Já em Agosto de 2004, havia estimados 10,715 homens uniformizados sob a
égide da ONU. Em outubro do mesmo ano, as Nações Unidas aumentaram a força
da MONUC com mais 5,900 homens, apesar do pedido do SG Kofi Annan de ter um
incremento de 13,100 homens, que resultaria numa força total da MONUC de 23,900
homens.35 No mesmo documento, ele justifica uma ação mais robusta da MONUC a
fim de fazer frente aos desafios crescentes na proteção do processo de transição
que ocorria na RDC. Na mesma resolução, o mandato da MONUC incluiria a frase
“autoriza a MONUC a utilizar todos os meios necessários para”, entre outros, apoiar
as Forças Armadas da RDC no desarmamento de combatentes estrangeiros e
ajudar na repatriação voluntária de combatentes desarmados e seus dependentes;
coletar armamentos espalhados pelo território do país; colaborar no treinamento da
polícia; e, contribuir para um ambiente seguro e livre para o sucesso do processo
eleitoral estipulado no Acordo Inclusivo, assinando entre as partes em dezembro de
2002.
Ao fim daquele ano, uma lei permitiu a unificação das forças militares
presentes na RDC num só órgão nacional - o exército. A lei de organização da
defesa (Loi portant organisation générale de la défense et des forces armées),
aglutinou vários grupos, entre elas, é importante destacar o antigo exército,
chamado de FAC (Forces Armées Congolaises); os grupos armados RCD (incluindo
o RCD-Goma), o MLC, o RDC/ML, além da milícia Mayi-Mayi e as forças do governo
do ex-presidente Mobutu. (AMNESTY, 2007).
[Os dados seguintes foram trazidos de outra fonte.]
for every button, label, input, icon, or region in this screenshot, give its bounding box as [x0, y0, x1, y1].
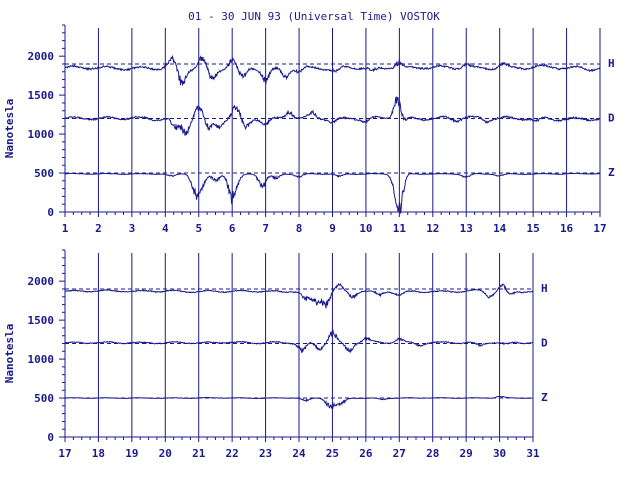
series-label-z: Z — [541, 391, 548, 404]
y-tick-label: 0 — [47, 431, 54, 444]
series-label-z: Z — [608, 166, 615, 179]
series-d-line — [64, 96, 601, 136]
x-tick-label: 10 — [359, 222, 372, 235]
x-tick-label: 9 — [329, 222, 336, 235]
x-tick-label: 17 — [58, 447, 71, 460]
x-tick-label: 31 — [526, 447, 540, 460]
x-tick-label: 26 — [359, 447, 373, 460]
panel-top: 1 2 3 4 5 6 7 8 9 10 11 12 13 14 15 16 17050010001500200… — [3, 24, 615, 235]
x-tick-label: 21 — [192, 447, 206, 460]
series-z-line — [64, 172, 601, 214]
y-tick-label: 1000 — [28, 128, 55, 141]
x-tick-label: 29 — [460, 447, 473, 460]
x-tick-label: 2 — [95, 222, 102, 235]
y-tick-label: 500 — [34, 167, 54, 180]
y-axis-label: Nanotesla — [3, 324, 16, 384]
y-tick-label: 2000 — [28, 275, 55, 288]
x-tick-label: 14 — [493, 222, 507, 235]
series-h-line — [64, 282, 534, 309]
x-tick-label: 15 — [527, 222, 540, 235]
x-tick-label: 23 — [259, 447, 272, 460]
x-tick-label: 24 — [292, 447, 306, 460]
x-tick-label: 28 — [426, 447, 439, 460]
y-tick-label: 1000 — [28, 353, 55, 366]
x-tick-label: 4 — [162, 222, 169, 235]
panel-bottom: 17 18 19 20 21 22 23 24 25 26 27 28 29 30 31 0 500 1000 15… — [3, 249, 548, 460]
y-tick-label: 1500 — [28, 89, 55, 102]
x-tick-label: 22 — [226, 447, 239, 460]
x-tick-label: 17 — [593, 222, 606, 235]
y-axis-label: Nanotesla — [3, 99, 16, 159]
chart-title: 01 - 30 JUN 93 (Universal Time) VOSTOK — [188, 10, 440, 23]
y-tick-label: 2000 — [28, 50, 55, 63]
x-tick-label: 7 — [262, 222, 269, 235]
x-tick-label: 27 — [393, 447, 406, 460]
series-label-d: D — [608, 112, 615, 125]
series-z-line — [65, 395, 533, 410]
series-label-h: H — [608, 57, 615, 70]
x-tick-label: 25 — [326, 447, 339, 460]
x-tick-label: 6 — [229, 222, 236, 235]
x-tick-label: 1 — [62, 222, 69, 235]
y-tick-label: 0 — [47, 206, 54, 219]
x-tick-label: 3 — [129, 222, 136, 235]
x-tick-label: 11 — [393, 222, 407, 235]
x-tick-label: 16 — [560, 222, 574, 235]
x-tick-label: 5 — [195, 222, 202, 235]
series-d-line — [65, 329, 534, 353]
y-tick-label: 1500 — [28, 314, 55, 327]
x-tick-label: 13 — [460, 222, 473, 235]
series-label-d: D — [541, 337, 548, 350]
x-tick-label: 19 — [125, 447, 138, 460]
series-label-h: H — [541, 282, 548, 295]
x-tick-label: 18 — [92, 447, 105, 460]
x-tick-label: 30 — [493, 447, 506, 460]
x-tick-label: 8 — [296, 222, 303, 235]
series-h-line — [64, 54, 601, 86]
x-tick-label: 20 — [159, 447, 172, 460]
y-tick-label: 500 — [34, 392, 54, 405]
x-tick-label: 12 — [426, 222, 439, 235]
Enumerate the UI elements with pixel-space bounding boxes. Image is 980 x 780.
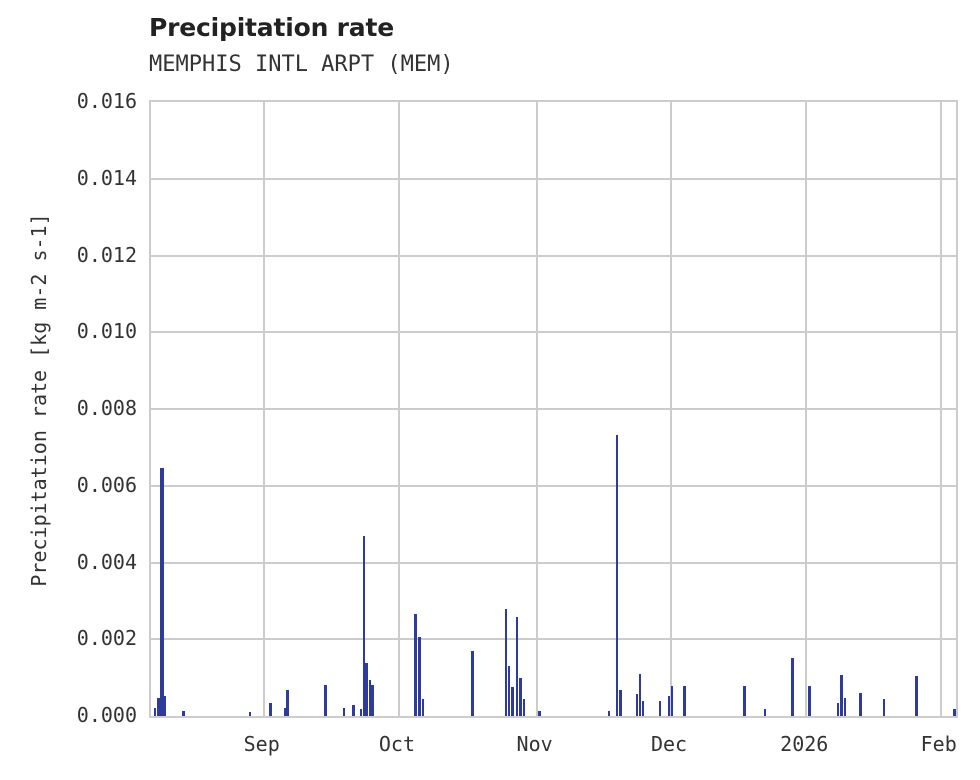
bar bbox=[286, 690, 290, 716]
bar bbox=[683, 686, 687, 716]
x-tick-label: Dec bbox=[650, 732, 688, 756]
x-tick-label: Feb bbox=[920, 732, 957, 756]
bar bbox=[508, 666, 511, 716]
bar bbox=[352, 704, 355, 716]
y-tick-label: 0.014 bbox=[76, 165, 137, 190]
bar-series bbox=[151, 102, 956, 716]
plot-area bbox=[149, 100, 958, 718]
bar bbox=[359, 709, 362, 716]
grid-line-horizontal bbox=[151, 177, 956, 180]
bar bbox=[364, 663, 368, 716]
bar bbox=[471, 650, 475, 716]
grid-line-horizontal bbox=[151, 638, 956, 641]
bar bbox=[370, 684, 374, 716]
bar bbox=[159, 468, 164, 716]
bar bbox=[249, 711, 252, 716]
grid-line-vertical bbox=[670, 102, 673, 716]
bar bbox=[417, 637, 421, 716]
bar bbox=[269, 702, 273, 716]
chart-title: Precipitation rate bbox=[149, 13, 394, 42]
y-tick-label: 0.006 bbox=[76, 472, 137, 497]
bar bbox=[511, 687, 515, 716]
bar bbox=[362, 535, 365, 716]
bar bbox=[837, 702, 840, 716]
y-tick-label: 0.004 bbox=[76, 549, 137, 574]
grid-line-horizontal bbox=[151, 484, 956, 487]
bar bbox=[808, 686, 812, 716]
x-tick-label: 2026 bbox=[780, 732, 829, 756]
grid-line-horizontal bbox=[151, 561, 956, 564]
bar bbox=[421, 698, 424, 716]
grid-line-vertical bbox=[535, 102, 538, 716]
x-tick-label: Sep bbox=[243, 732, 280, 756]
y-tick-label: 0.000 bbox=[76, 703, 137, 727]
bar bbox=[615, 434, 618, 716]
bar bbox=[156, 697, 160, 716]
bar bbox=[153, 707, 156, 716]
bar bbox=[505, 609, 508, 716]
chart-subtitle: MEMPHIS INTL ARPT (MEM) bbox=[149, 52, 454, 77]
bar bbox=[343, 707, 346, 716]
bar bbox=[882, 698, 885, 716]
bar bbox=[844, 697, 847, 716]
grid-line-vertical bbox=[805, 102, 808, 716]
bar bbox=[618, 689, 622, 716]
bar bbox=[516, 617, 519, 716]
bar bbox=[671, 686, 674, 716]
bar bbox=[639, 673, 642, 716]
bar bbox=[914, 675, 918, 716]
bar bbox=[368, 679, 371, 716]
y-tick-label: 0.012 bbox=[76, 242, 137, 267]
bar bbox=[790, 657, 794, 716]
y-tick-label: 0.008 bbox=[76, 396, 137, 420]
x-tick-label: Nov bbox=[516, 732, 553, 756]
bar bbox=[763, 709, 766, 716]
y-tick-label: 0.002 bbox=[76, 626, 137, 651]
y-tick-label: 0.016 bbox=[76, 89, 137, 113]
bar bbox=[537, 710, 541, 716]
bar bbox=[668, 696, 671, 716]
bar bbox=[523, 698, 526, 716]
bar bbox=[636, 694, 639, 716]
bar bbox=[642, 701, 645, 716]
grid-line-horizontal bbox=[151, 254, 956, 257]
bar bbox=[659, 700, 662, 716]
bar bbox=[742, 686, 746, 716]
bar bbox=[413, 613, 417, 716]
x-tick-label: Oct bbox=[378, 732, 415, 756]
grid-line-vertical bbox=[262, 102, 265, 716]
bar bbox=[952, 709, 956, 716]
bar bbox=[840, 674, 844, 716]
grid-line-vertical bbox=[397, 102, 400, 716]
bar bbox=[163, 696, 166, 716]
bar bbox=[519, 677, 522, 716]
bar bbox=[284, 708, 287, 716]
y-tick-label: 0.010 bbox=[76, 319, 137, 344]
grid-line-horizontal bbox=[151, 331, 956, 334]
bar bbox=[324, 684, 328, 716]
bar bbox=[181, 711, 185, 716]
grid-line-vertical bbox=[939, 102, 942, 716]
bar bbox=[607, 711, 610, 716]
grid-line-horizontal bbox=[151, 408, 956, 410]
bar bbox=[859, 692, 863, 716]
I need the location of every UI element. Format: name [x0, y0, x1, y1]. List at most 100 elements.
Na resolução 1592 de Março de 2005, o CS relembrou que o “link” entre a
exploração ilícita e comércio de recursos naturais em certas regiões continua a
abastecer os conflitos armados em certas regiões do país e pede que o governo
tome medidas para acabar com estas atividades ilegais. Também, pede que a União
35 Relatório do Secretário-Geral ao Conselho de Segurança, em Agosto de 2004.
71
Africana trabalhe em conjunto com a MONUC na solução dos impedimentos à paz
na região.
Esta resolução demanda ainda aos governos de Ruanda e Uganda que
cessem seu apoio às violações do embargo de armas imposto em Julho de 2003 e
pede que todos os países vizinhos contribuam para este objetivo.
A partir de 2005, o país passa a enfrentar desafios de milícias interessadas
em desestabilizar o país e ameaçar o processo transitório que culminaria nas
eleições. Assim, a MONUC recebeu apoio do CS para aumentar seu contingente e
tomar uma ação mais robusta para eliminar tais ameaças.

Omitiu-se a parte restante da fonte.